LAWS(P&H)-1961-10-11

NATIONAL BANK OF LAHORE Vs. SOHAN LAL SAIGAL

Decided On October 11, 1961
NATIONAL BANK OF LAHORE LTD. Appellant
V/S
SOHAN LAL SAIGAL Respondents

JUDGEMENT

(1.) THESE three appeals (Regular First Appeals Nos. 136, 137 and 138 of 1959)arise out of three suits, which have been decreed by the trial Court in the sum of rs. 23,993/4/-, Rs. 16,509/- and Rs. 11,055/-in favour of Sohan Lal Saigal and others, Shrimati Lila Vati (daughter of Shrimati Ram Piari, the latter having died meanwhile), and Shrimati Durg Devi respectively. All these appeals will be disposed of this judgment.

(2.) THE appellant-Bank used to maintain a safe deposit vault in the Bank premises at Jullundur City where it kept locker cabinets for the safe custody of the Jewellery and other valuables of its customers who might wish to hire them. The Head Office of the Bank and issued certain instructions to the branches regarding the operation of these lockers (Exhibits P. 2 and P. 2/a at page 223 of the paper-book in Regular first Appeal No. 136 of 1959 to which alone at references shall be made hereafter ). The vault was to remain under the joint control of the cashier and the custodian. If no separate custodian was appointed, it had to remain under the joint control of the manager and the cashier. The Master-key and keys of unleased lockers overnight wee always to remain under the joint control of the cashier and the Manager like the Bank's cash and other articles. Lockers had to be operated in the presence of two representatives of the Bank. As and when the lockers fell vacant, the licks had to be replaced new keys were to be obtained from the company which were to be received duly sealed and the seals had to be broken in the presence of the client only. If there were more than two keys belonging to a safe and the our door the strong room, one key in each case was to be given to the Accountant. In a letter addressed by the Personal Assistant to the General Manager of the Bank to all branches (Exhibit P. 25 at page 180), it was stated that a recent inspection had importance to the safe custody business. It was pointed cut that the Bank accepted great responsibility in running the safe deposit vault and accepting articles for safe custody. Utmost Precaution and vigilance were to be exercised so that there was to loophole or shortcoming in the observance of the various formalities. Notwithstanding all this it appears that the Bank authorities entrusted the task of being the custodian of the deposit vault in the Jullunder Branch of the bank to its Manager, Baldev Chand, alone.

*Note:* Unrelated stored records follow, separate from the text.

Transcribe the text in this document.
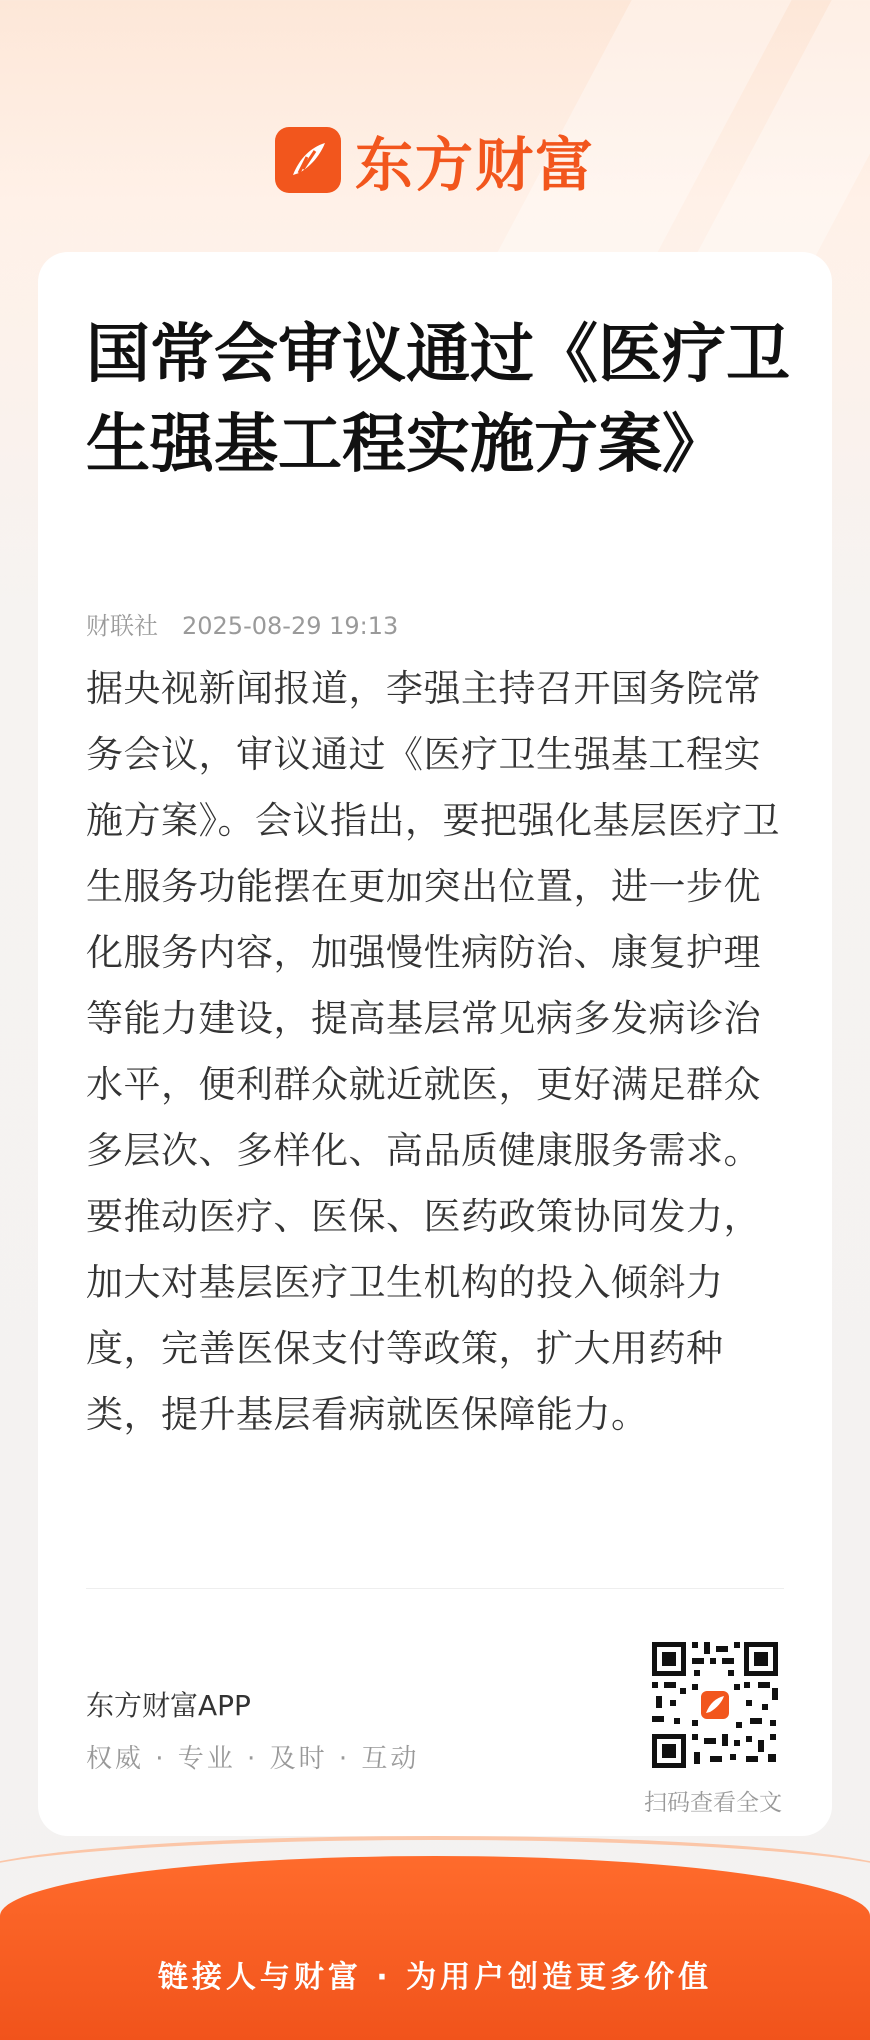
东方财富
国常会审议通过《医疗卫生强基工程实施方案》
财联社 2025-08-29 19:13

据央视新闻报道，李强主持召开国务院常务会议，审议通过《医疗卫生强基工程实施方案》。会议指出，要把强化基层医疗卫生服务功能摆在更加突出位置，进一步优化服务内容，加强慢性病防治、康复护理等能力建设，提高基层常见病多发病诊治水平，便利群众就近就医，更好满足群众多层次、多样化、高品质健康服务需求。要推动医疗、医保、医药政策协同发力，加大对基层医疗卫生机构的投入倾斜力度，完善医保支付等政策，扩大用药种类，提升基层看病就医保障能力。

东方财富APP
权威 · 专业 · 及时 · 互动
扫码查看全文
链接人与财富 · 为用户创造更多价值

(3.) IN all the three suits certain lockers were taken by the plaintiffs on different dates for depositing their jewellery and valuables but those articles kept by the plaintiff in their respective lockers were ultimately found missing. The trial Court found that Baldev Chand had the exclusive control over the locker cabinets lying in the strong room of the Bank. The keys of the strong room were kept by personally and not in any safe. The custodian's key was also only one for all the lockers and the same used to remain with him. The renter's keys of the unleased lockers used to remain in an iron almirah kept in his room and the key of that almirah was also kept by him. The plaintiffs had alleged that before the lockers had been rented out to them by the Manager, he had filed off the levers of the renter's portion of which they had no knowledge, with the result that any key could open and be applied to the renter's portion and it was not necessary to take the help of the renter's key which was in his possession. These facts, according to the trial Court, had been established by the evidence, which was produced in the suits, and by other facts and circumstances. Indisputably the Manager used to reside in the upper portion of the Bank's premises so that he had ample opportunity to carry out his nefarious design of tampering with the locks of the lockers. An attempt had been made by the counsel for the Bank in the trial Court to create some sort of suspicion that the Godrej Company, which had supplied the locks, had sent defective ones, but the Court found that there was no ground for any such suggestion. The conclusion at which the trial Court arrived was that the act of letting out of the trial Court arrived was that the act of letting out the lockers, which had been tampered with the safety of the ornaments of the plaintiffs, was clearly a fraud on the part of the Manager and after stealing them, he had misappropriated the same.